Originally Posted by puffin
Can I ask a slightly off topic question. Pearson do some materials for the NZ curriculum (my kid's teachers don't use textbooks at this point (y2/g1) but I want to know what it is they are supposed to be learning. The etexts are a lot cheaper for just a look but I was wondering would they work on windows XP or on a windows phone? That is all I have right now.

Only if you purchase access-- or if you work through a web-portal that is a subscriber.

They are major data hogs, too-- so do be aware of that if you're working on a plan with a cap on your data. They're pretty clunky in terms of navigation, but sure-- for just a look-see, as long as you don't mind paying...

They are so-so in terms of user friendliness, and also so-so in terms of writing and content.
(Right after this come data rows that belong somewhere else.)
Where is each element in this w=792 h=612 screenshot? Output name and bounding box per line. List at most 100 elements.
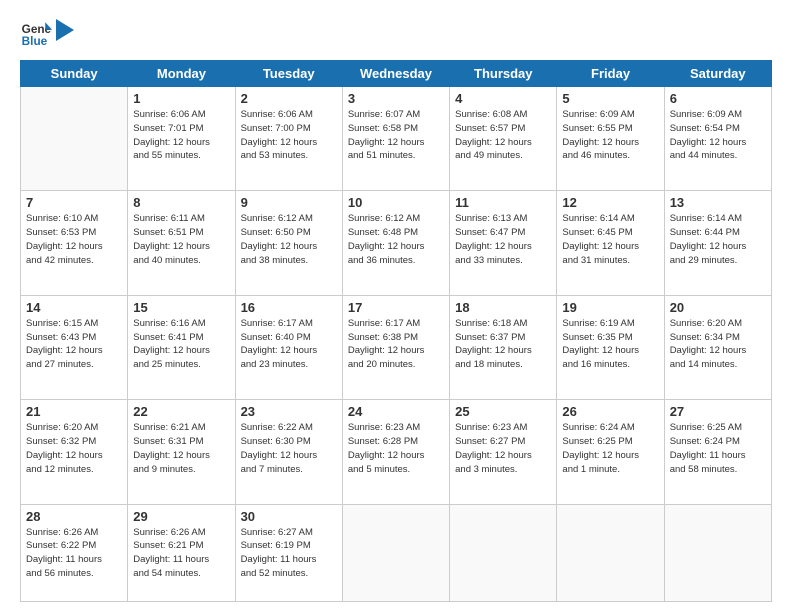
day-info: Sunrise: 6:09 AMSunset: 6:55 PMDaylight:… [562,108,658,163]
calendar-cell [450,504,557,601]
day-number: 2 [241,91,337,106]
logo-icon: General Blue [20,18,52,50]
day-info: Sunrise: 6:15 AMSunset: 6:43 PMDaylight:… [26,317,122,372]
calendar-week-1: 1 Sunrise: 6:06 AMSunset: 7:01 PMDaylight… [21,87,772,191]
day-number: 30 [241,509,337,524]
calendar-week-2: 7 Sunrise: 6:10 AMSunset: 6:53 PMDaylight… [21,191,772,295]
day-header-sunday: Sunday [21,61,128,87]
calendar-cell: 19 Sunrise: 6:19 AMSunset: 6:35 PMDayligh… [557,295,664,399]
day-info: Sunrise: 6:08 AMSunset: 6:57 PMDaylight:… [455,108,551,163]
day-info: Sunrise: 6:13 AMSunset: 6:47 PMDaylight:… [455,212,551,267]
calendar-cell [664,504,771,601]
calendar-week-3: 14 Sunrise: 6:15 AMSunset: 6:43 PMDayligh… [21,295,772,399]
calendar-week-4: 21 Sunrise: 6:20 AMSunset: 6:32 PMDayligh… [21,400,772,504]
calendar-cell: 9 Sunrise: 6:12 AMSunset: 6:50 PMDaylight… [235,191,342,295]
header: General Blue [20,18,772,50]
day-number: 28 [26,509,122,524]
calendar-cell: 23 Sunrise: 6:22 AMSunset: 6:30 PMDayligh… [235,400,342,504]
day-info: Sunrise: 6:16 AMSunset: 6:41 PMDaylight:… [133,317,229,372]
calendar-cell: 30 Sunrise: 6:27 AMSunset: 6:19 PMDayligh… [235,504,342,601]
day-header-tuesday: Tuesday [235,61,342,87]
day-number: 7 [26,195,122,210]
calendar-cell [342,504,449,601]
day-number: 23 [241,404,337,419]
day-info: Sunrise: 6:12 AMSunset: 6:50 PMDaylight:… [241,212,337,267]
day-number: 22 [133,404,229,419]
day-info: Sunrise: 6:24 AMSunset: 6:25 PMDaylight:… [562,421,658,476]
calendar-cell: 17 Sunrise: 6:17 AMSunset: 6:38 PMDayligh… [342,295,449,399]
day-info: Sunrise: 6:23 AMSunset: 6:27 PMDaylight:… [455,421,551,476]
day-info: Sunrise: 6:22 AMSunset: 6:30 PMDaylight:… [241,421,337,476]
calendar-cell: 1 Sunrise: 6:06 AMSunset: 7:01 PMDaylight… [128,87,235,191]
logo-arrow-icon [56,19,74,41]
day-number: 8 [133,195,229,210]
calendar-header-row: SundayMondayTuesdayWednesdayThursdayFrid… [21,61,772,87]
day-number: 14 [26,300,122,315]
day-info: Sunrise: 6:06 AMSunset: 7:00 PMDaylight:… [241,108,337,163]
day-number: 29 [133,509,229,524]
day-number: 13 [670,195,766,210]
day-number: 5 [562,91,658,106]
day-header-thursday: Thursday [450,61,557,87]
day-info: Sunrise: 6:17 AMSunset: 6:40 PMDaylight:… [241,317,337,372]
day-number: 11 [455,195,551,210]
calendar-cell: 12Sunrise: 6:14 AMSunset: 6:45 PMDayligh… [557,191,664,295]
svg-text:Blue: Blue [22,35,48,48]
calendar-cell: 24 Sunrise: 6:23 AMSunset: 6:28 PMDayligh… [342,400,449,504]
day-header-wednesday: Wednesday [342,61,449,87]
day-number: 6 [670,91,766,106]
calendar-cell: 11 Sunrise: 6:13 AMSunset: 6:47 PMDayligh… [450,191,557,295]
day-number: 19 [562,300,658,315]
calendar-cell: 29 Sunrise: 6:26 AMSunset: 6:21 PMDayligh… [128,504,235,601]
day-number: 26 [562,404,658,419]
day-number: 9 [241,195,337,210]
calendar-table: SundayMondayTuesdayWednesdayThursdayFrid… [20,60,772,602]
day-info: Sunrise: 6:10 AMSunset: 6:53 PMDaylight:… [26,212,122,267]
calendar-cell: 20Sunrise: 6:20 AMSunset: 6:34 PMDayligh… [664,295,771,399]
day-header-monday: Monday [128,61,235,87]
day-info: Sunrise: 6:14 AMSunset: 6:44 PMDaylight:… [670,212,766,267]
day-info: Sunrise: 6:27 AMSunset: 6:19 PMDaylight:… [241,526,337,581]
day-header-friday: Friday [557,61,664,87]
day-info: Sunrise: 6:18 AMSunset: 6:37 PMDaylight:… [455,317,551,372]
day-number: 21 [26,404,122,419]
day-number: 1 [133,91,229,106]
day-number: 16 [241,300,337,315]
calendar-cell: 4 Sunrise: 6:08 AMSunset: 6:57 PMDaylight… [450,87,557,191]
day-info: Sunrise: 6:12 AMSunset: 6:48 PMDaylight:… [348,212,444,267]
day-number: 18 [455,300,551,315]
day-info: Sunrise: 6:26 AMSunset: 6:22 PMDaylight:… [26,526,122,581]
calendar-cell: 8 Sunrise: 6:11 AMSunset: 6:51 PMDaylight… [128,191,235,295]
day-info: Sunrise: 6:21 AMSunset: 6:31 PMDaylight:… [133,421,229,476]
day-info: Sunrise: 6:20 AMSunset: 6:34 PMDaylight:… [670,317,766,372]
calendar-cell: 5 Sunrise: 6:09 AMSunset: 6:55 PMDaylight… [557,87,664,191]
calendar-week-5: 28 Sunrise: 6:26 AMSunset: 6:22 PMDayligh… [21,504,772,601]
day-number: 24 [348,404,444,419]
day-number: 27 [670,404,766,419]
calendar-cell [21,87,128,191]
logo: General Blue [20,18,74,50]
day-number: 17 [348,300,444,315]
day-info: Sunrise: 6:20 AMSunset: 6:32 PMDaylight:… [26,421,122,476]
calendar-cell: 10Sunrise: 6:12 AMSunset: 6:48 PMDayligh… [342,191,449,295]
day-info: Sunrise: 6:19 AMSunset: 6:35 PMDaylight:… [562,317,658,372]
calendar-cell: 21 Sunrise: 6:20 AMSunset: 6:32 PMDayligh… [21,400,128,504]
day-info: Sunrise: 6:14 AMSunset: 6:45 PMDaylight:… [562,212,658,267]
day-info: Sunrise: 6:26 AMSunset: 6:21 PMDaylight:… [133,526,229,581]
calendar-cell: 6Sunrise: 6:09 AMSunset: 6:54 PMDaylight… [664,87,771,191]
day-info: Sunrise: 6:11 AMSunset: 6:51 PMDaylight:… [133,212,229,267]
day-number: 4 [455,91,551,106]
day-info: Sunrise: 6:23 AMSunset: 6:28 PMDaylight:… [348,421,444,476]
calendar-cell: 22 Sunrise: 6:21 AMSunset: 6:31 PMDayligh… [128,400,235,504]
calendar-cell [557,504,664,601]
calendar-cell: 14 Sunrise: 6:15 AMSunset: 6:43 PMDayligh… [21,295,128,399]
day-number: 15 [133,300,229,315]
day-number: 25 [455,404,551,419]
calendar-cell: 15 Sunrise: 6:16 AMSunset: 6:41 PMDayligh… [128,295,235,399]
calendar-cell: 7 Sunrise: 6:10 AMSunset: 6:53 PMDaylight… [21,191,128,295]
calendar-cell: 2 Sunrise: 6:06 AMSunset: 7:00 PMDaylight… [235,87,342,191]
calendar-cell: 27Sunrise: 6:25 AMSunset: 6:24 PMDayligh… [664,400,771,504]
day-info: Sunrise: 6:17 AMSunset: 6:38 PMDaylight:… [348,317,444,372]
day-info: Sunrise: 6:07 AMSunset: 6:58 PMDaylight:… [348,108,444,163]
day-info: Sunrise: 6:06 AMSunset: 7:01 PMDaylight:… [133,108,229,163]
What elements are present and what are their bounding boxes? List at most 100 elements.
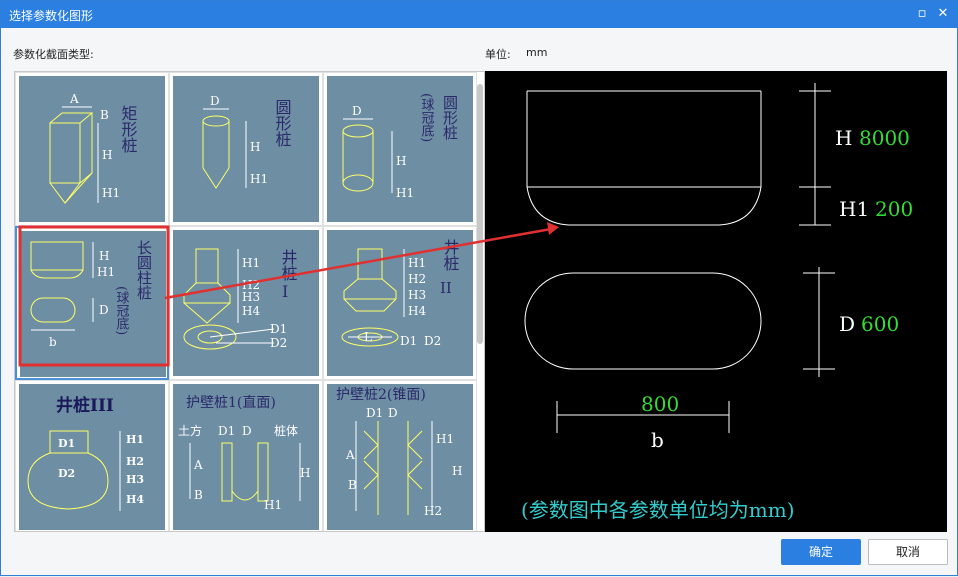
dim-d: D xyxy=(388,406,398,420)
dim-d: D xyxy=(242,424,252,438)
dim-h3: H3 xyxy=(126,473,144,486)
well1-drawing: H1 H2 H3 H4 D1 D2 井桩 I xyxy=(183,248,298,350)
round-cap-drawing: D H H1 圆形桩 (球冠底) xyxy=(342,93,459,200)
shape-title: 长圆柱桩 xyxy=(135,240,153,300)
d-label: D xyxy=(839,312,855,336)
soil-label: 土方 xyxy=(178,423,202,438)
dim-h1: H1 xyxy=(264,498,282,512)
shape-title: 圆形桩 xyxy=(441,95,459,140)
rect-pile-drawing: A B H H1 矩形桩 xyxy=(49,92,138,204)
unit-value: mm xyxy=(526,46,548,59)
dim-h2: H2 xyxy=(424,504,442,518)
unit-label: 单位: xyxy=(485,48,511,61)
dim-d1: D1 xyxy=(366,406,383,420)
well3-drawing: 井桩III D1 D2 H1 H2 H3 H4 xyxy=(27,395,144,511)
dim-h4: H4 xyxy=(408,304,426,318)
shape-title: 矩形桩 xyxy=(119,105,138,153)
b-label: b xyxy=(651,428,664,452)
dim-h: H xyxy=(396,154,406,168)
wall1-drawing: 护壁桩1(直面) 土方 D1 D 桩体 A B H H1 xyxy=(178,394,310,512)
dim-b: b xyxy=(49,335,57,349)
shape-title: 圆形桩 xyxy=(273,99,292,147)
shape-title: 井桩III xyxy=(56,395,114,416)
long-pile-drawing: H H1 D b 长圆柱桩 (球冠底) xyxy=(30,240,153,349)
dim-b: B xyxy=(194,488,203,502)
shape-subtitle: (球冠底) xyxy=(114,286,130,335)
dim-b: B xyxy=(100,108,109,122)
dim-h4: H4 xyxy=(242,304,260,318)
maximize-icon[interactable]: ▫ xyxy=(913,5,931,23)
dim-h: H xyxy=(102,148,112,162)
dim-d: D xyxy=(99,303,109,317)
dim-d2: D2 xyxy=(58,467,75,480)
shape-round-pile[interactable]: D H H1 圆形桩 xyxy=(169,72,323,226)
shape-well-pile-2[interactable]: H1 H2 H3 H4 L D1 D2 井桩 II xyxy=(323,226,477,380)
round-pile-drawing: D H H1 圆形桩 xyxy=(202,94,292,189)
dim-h2: H2 xyxy=(126,455,144,468)
dim-h: H xyxy=(300,466,310,480)
h1-value: 200 xyxy=(875,197,913,221)
dim-h3: H3 xyxy=(408,288,426,302)
shape-title: 护壁桩1(直面) xyxy=(186,394,276,411)
dim-l: L xyxy=(364,330,372,344)
b-value: 800 xyxy=(641,392,679,416)
dim-h1: H1 xyxy=(408,256,426,270)
dim-h1: H1 xyxy=(250,172,268,186)
dim-h: H xyxy=(452,464,462,478)
dim-b: B xyxy=(348,478,357,492)
shape-long-pile[interactable]: H H1 D b 长圆柱桩 (球冠底) xyxy=(15,226,169,380)
dim-h1: H1 xyxy=(242,256,260,270)
shape-subtitle: (球冠底) xyxy=(419,93,435,142)
dim-a: A xyxy=(193,458,203,472)
dim-d1: D1 xyxy=(400,334,417,348)
pile-body-label: 桩体 xyxy=(274,423,298,438)
shape-wall-pile-2[interactable]: 护壁桩2(锥面) D1 D A B H1 H H2 xyxy=(323,380,477,531)
cancel-button[interactable]: 取消 xyxy=(868,539,948,565)
shape-rect-pile[interactable]: A B H H1 矩形桩 xyxy=(15,72,169,226)
well2-drawing: H1 H2 H3 H4 L D1 D2 井桩 II xyxy=(341,239,460,348)
shape-title: 护壁桩2(锥面) xyxy=(336,386,426,403)
dim-d2: D2 xyxy=(424,334,441,348)
dialog-window: 选择参数化图形 ▫ ✕ 参数化截面类型: 单位: mm A B H H1 矩形桩… xyxy=(0,0,958,576)
d-value: 600 xyxy=(861,312,899,336)
dim-h: H xyxy=(250,140,260,154)
dim-d1: D1 xyxy=(218,424,235,438)
dim-h3: H3 xyxy=(242,290,260,304)
shape-well-pile-1[interactable]: H1 H2 H3 H4 D1 D2 井桩 I xyxy=(169,226,323,380)
h-label: H xyxy=(835,126,852,150)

They certainly aren't better QUALITY than the standard print editions, and I suspect that they'll get worse with time, as textbook manufacturers (Pearson chief among them) figure out "why try harder" as they have so much market share and entrenchment into exclusive partnerships that quality is really not even a consideration.

I give it five years before the EIC (educational-industrial complex) makes the MIC (military industrial complex) look like child's play for mind-boggling waste and incompetence. Unfortunately, CCSS isn't really to blame for this chain of events, but that certainly seems to be how it's playing out.

As Val hinted, many school districts, feeling so cash-strapped that they simply COULD not (er-- or "would not" anyway) invest in CCSS until they became MANDATORY... were left with few alternatives but to turn to a high-cost, turnkey approach when the time eventually came, as all days of reckoning seem to...

Enter Pearson (and a few other really big players) who were gambling on just that attribute (inertia) in the educational establishment.


Schrödinger's cat walks into a bar. And doesn't.